Founders: Ciarán Tobin, Bart Lehane and Shane Lynn
Elevator pitch: Artificial intelligence for customer service
Funding: €1.5 million in seed funding
Status: Customers in banking, insurance and e-commerce
THE FOUNDERS OF artificial intelligence startup EdgeTier might come from technical backgrounds in data science, but that doesn’t mean their expertise can’t be applied to an everyday problem.
The Dublin business is building artificial intelligence tools that customer service agents to simplify how they deal with queries and access the information they need.
Co-founder and chief executive Shane Lynn admits that EdgeTier has thrown its hat into a crowded space but he and co-founders Ciarán Tobin and Bart Lehane felt they could still offer something unique.
In Ireland there are tens of thousands of people working in customer service, meaning there’s an appetite among these companies to improve their processes as much as possible.
“We spotted and looked for common problems between the different customer service organisations and that’s where the idea for the product that we’re now building and selling came about,” Lynn told Fora.
“Still a lot of customer service organisations aren’t running efficiently. There are people doing things that computers are good at and there are people expecting computers to do things that humans are good at,” he said.

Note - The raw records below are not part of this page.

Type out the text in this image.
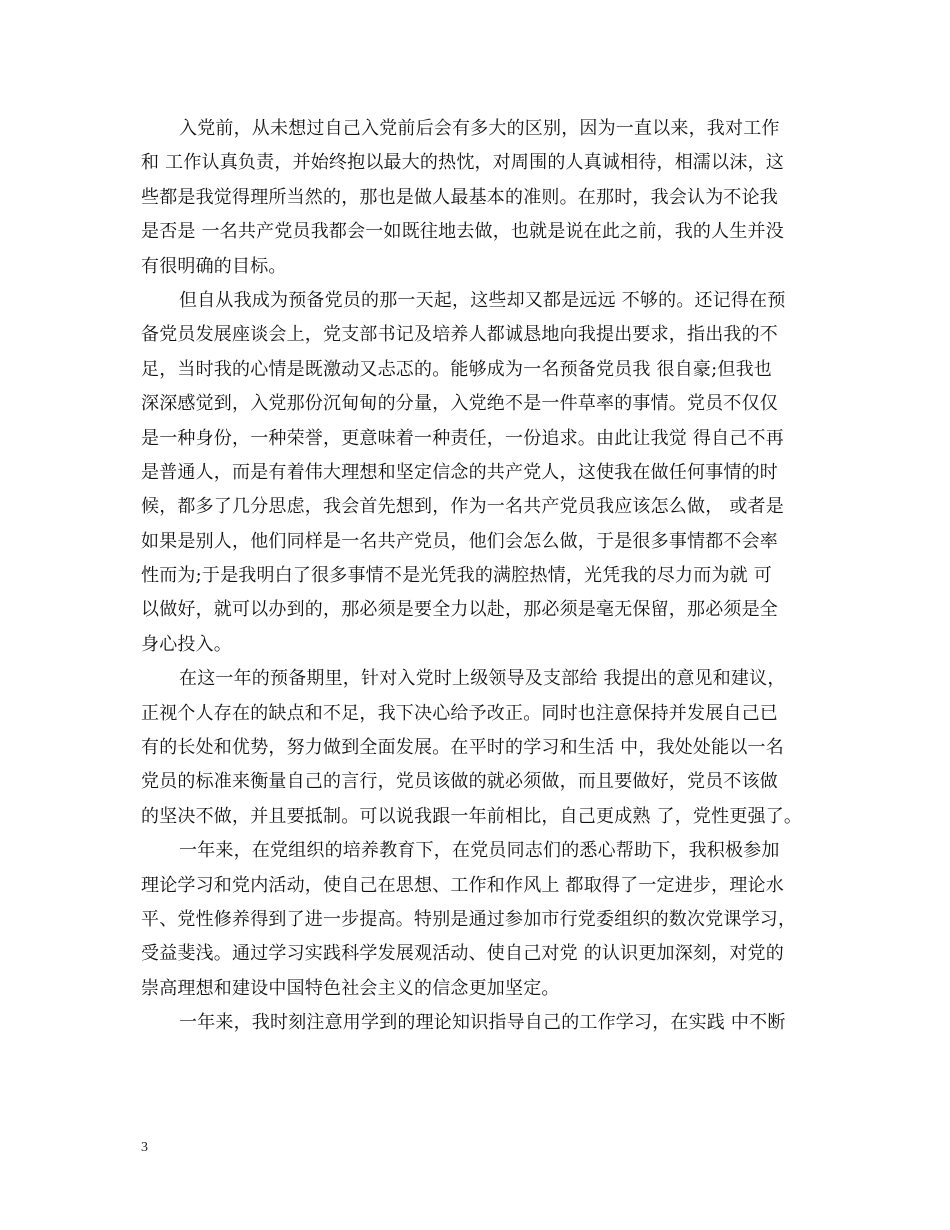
入党前，从未想过自己入党前后会有多大的区别，因为一直以来，我对工作
和 工作认真负责，并始终抱以最大的热忱，对周围的人真诚相待，相濡以沫，这
些都是我觉得理所当然的，那也是做人最基本的准则。在那时，我会认为不论我
是否是 一名共产党员我都会一如既往地去做，也就是说在此之前，我的人生并没
有很明确的目标。
但自从我成为预备党员的那一天起，这些却又都是远远 不够的。还记得在预
备党员发展座谈会上，党支部书记及培养人都诚恳地向我提出要求，指出我的不
足，当时我的心情是既激动又忐忑的。能够成为一名预备党员我 很自豪;但我也
深深感觉到，入党那份沉甸甸的分量，入党绝不是一件草率的事情。党员不仅仅
是一种身份，一种荣誉，更意味着一种责任，一份追求。由此让我觉 得自己不再
是普通人，而是有着伟大理想和坚定信念的共产党人，这使我在做任何事情的时
候，都多了几分思虑，我会首先想到，作为一名共产党员我应该怎么做， 或者是
如果是别人，他们同样是一名共产党员，他们会怎么做，于是很多事情都不会率
性而为;于是我明白了很多事情不是光凭我的满腔热情，光凭我的尽力而为就 可
以做好，就可以办到的，那必须是要全力以赴，那必须是毫无保留，那必须是全
身心投入。
在这一年的预备期里，针对入党时上级领导及支部给 我提出的意见和建议，
正视个人存在的缺点和不足，我下决心给予改正。同时也注意保持并发展自己已
有的长处和优势，努力做到全面发展。在平时的学习和生活 中，我处处能以一名
党员的标准来衡量自己的言行，党员该做的就必须做，而且要做好，党员不该做
的坚决不做，并且要抵制。可以说我跟一年前相比，自己更成熟 了，党性更强了。
一年来，在党组织的培养教育下，在党员同志们的悉心帮助下，我积极参加
理论学习和党内活动，使自己在思想、工作和作风上 都取得了一定进步，理论水
平、党性修养得到了进一步提高。特别是通过参加市行党委组织的数次党课学习，
受益斐浅。通过学习实践科学发展观活动、使自己对党 的认识更加深刻，对党的
崇高理想和建设中国特色社会主义的信念更加坚定。
一年来，我时刻注意用学到的理论知识指导自己的工作学习，在实践 中不断
3
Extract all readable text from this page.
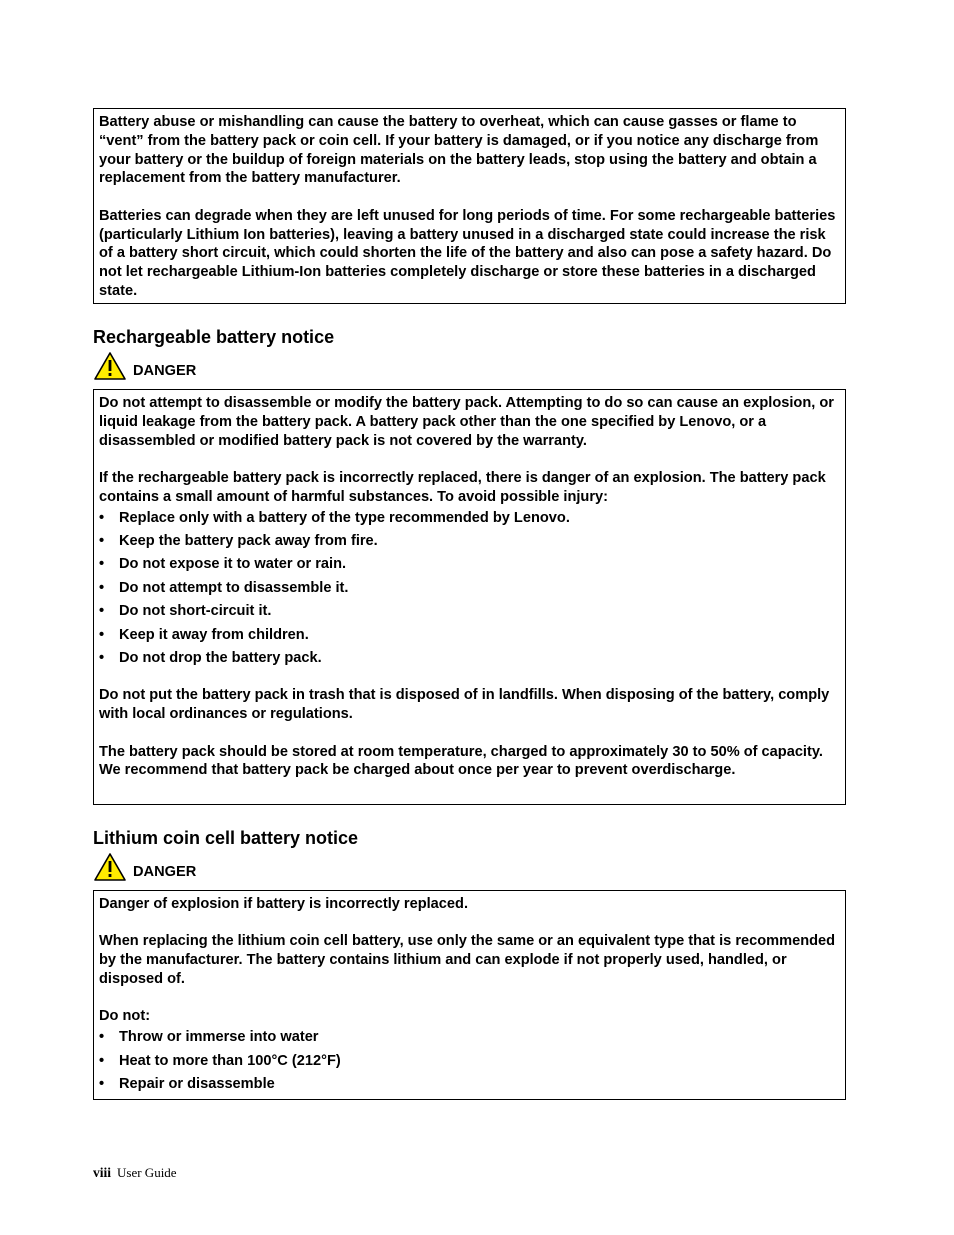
Battery abuse or mishandling can cause the battery to overheat, which can cause gasses or flame to “vent” from the battery pack or coin cell. If your battery is damaged, or if you notice any discharge from your battery or the buildup of foreign materials on the battery leads, stop using the battery and obtain a replacement from the battery manufacturer.

Batteries can degrade when they are left unused for long periods of time. For some rechargeable batteries (particularly Lithium Ion batteries), leaving a battery unused in a discharged state could increase the risk of a battery short circuit, which could shorten the life of the battery and also can pose a safety hazard. Do not let rechargeable Lithium-Ion batteries completely discharge or store these batteries in a discharged state.

Rechargeable battery notice
DANGER

Do not attempt to disassemble or modify the battery pack. Attempting to do so can cause an explosion, or liquid leakage from the battery pack. A battery pack other than the one specified by Lenovo, or a disassembled or modified battery pack is not covered by the warranty.

If the rechargeable battery pack is incorrectly replaced, there is danger of an explosion. The battery pack contains a small amount of harmful substances. To avoid possible injury:

• Replace only with a battery of the type recommended by Lenovo.
• Keep the battery pack away from fire.
• Do not expose it to water or rain.
• Do not attempt to disassemble it.
• Do not short-circuit it.
• Keep it away from children.
• Do not drop the battery pack.

Do not put the battery pack in trash that is disposed of in landfills. When disposing of the battery, comply with local ordinances or regulations.

The battery pack should be stored at room temperature, charged to approximately 30 to 50% of capacity. We recommend that battery pack be charged about once per year to prevent overdischarge.

Lithium coin cell battery notice
DANGER

Danger of explosion if battery is incorrectly replaced.

When replacing the lithium coin cell battery, use only the same or an equivalent type that is recommended by the manufacturer. The battery contains lithium and can explode if not properly used, handled, or disposed of.

Do not:

• Throw or immerse into water
• Heat to more than 100°C (212°F)
• Repair or disassemble
viii User Guide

The best parts of customer service are the human parts, he added, whether that’s understanding a complex question, showing empathy for a situation or negotiating a compromise.
These are human communication traits that a customer service AI cannot fully replicate.
“They’re very hard to fake and they’re very hard to implement with a computer system.”
According to Lynn, the push for automation using AI can sometimes expect too much of these systems.
Full automation is not quite there and perhaps won’t be for some time if customer service agents want to maintain the human element.
What can be automated is the mundane and repetitive, such as looking up specific data or answering specific questions that have definite answers – ‘what time does the store close at?’ or ‘how much does that product cost?’.
“All of that work isn’t that valuable from a customer experience point of view, it is valuable because it needs to be done but it’s not really what humans are good at. Humans are good at the communications piece,” Lynn said.
EdgeTier’s solution, dubbed Arthur, guides the customer service agent to and through the information they need to more accurately assist the customer with their specific query and to address complicated needs that require human understanding.
One example could be in travel, where a customer accidentally double books a journey and wants a refund on one booking but not the other and maybe wants to change one detail while keeping the rest.
“Loads of these agents are working and what we want to do is free up their time by letting the computer do the bits that the computers are good at and letting the human concentrate on the actual communication between the business and the customer and get to the nub of the problem.”
To date, EdgeTier is working with companies in Ireland and the UK as well as a bank in Hungary. Its customers are usually in the travel, e-commerce, insurance and banking sectors.
Its revenue stream is a licensing model based on the number of customer interactions that run through the system.
The startup raised €1.5 million last year to finance its growth push and acquire new customers. The seed round was led by London venture capital firm Episode 1 with participation from Act Venture Capital and Enterprise Ireland.
Lynn said that for companies cutting through the noise in AI hype, the opportunity is significant.
“While it sounds cool, it’s not particularly reliable that an AI is learning from previous agents’ behaviour because you have no control over what the quality of that behaviour is,” he said.
If an AI is simply learning from the customer service agent’s practices, it may be picking up bad answers too and learning them. As the saying goes, ‘garbage in, garbage out’.
“We sit down with senior agents and we extract and work with them to embody what is the best practice in these particular instances and hone and fine-tune it,” Lynn said. “We pick whoever is the top-performing agent and we essentially encapsulate their specific knowledge of the system.”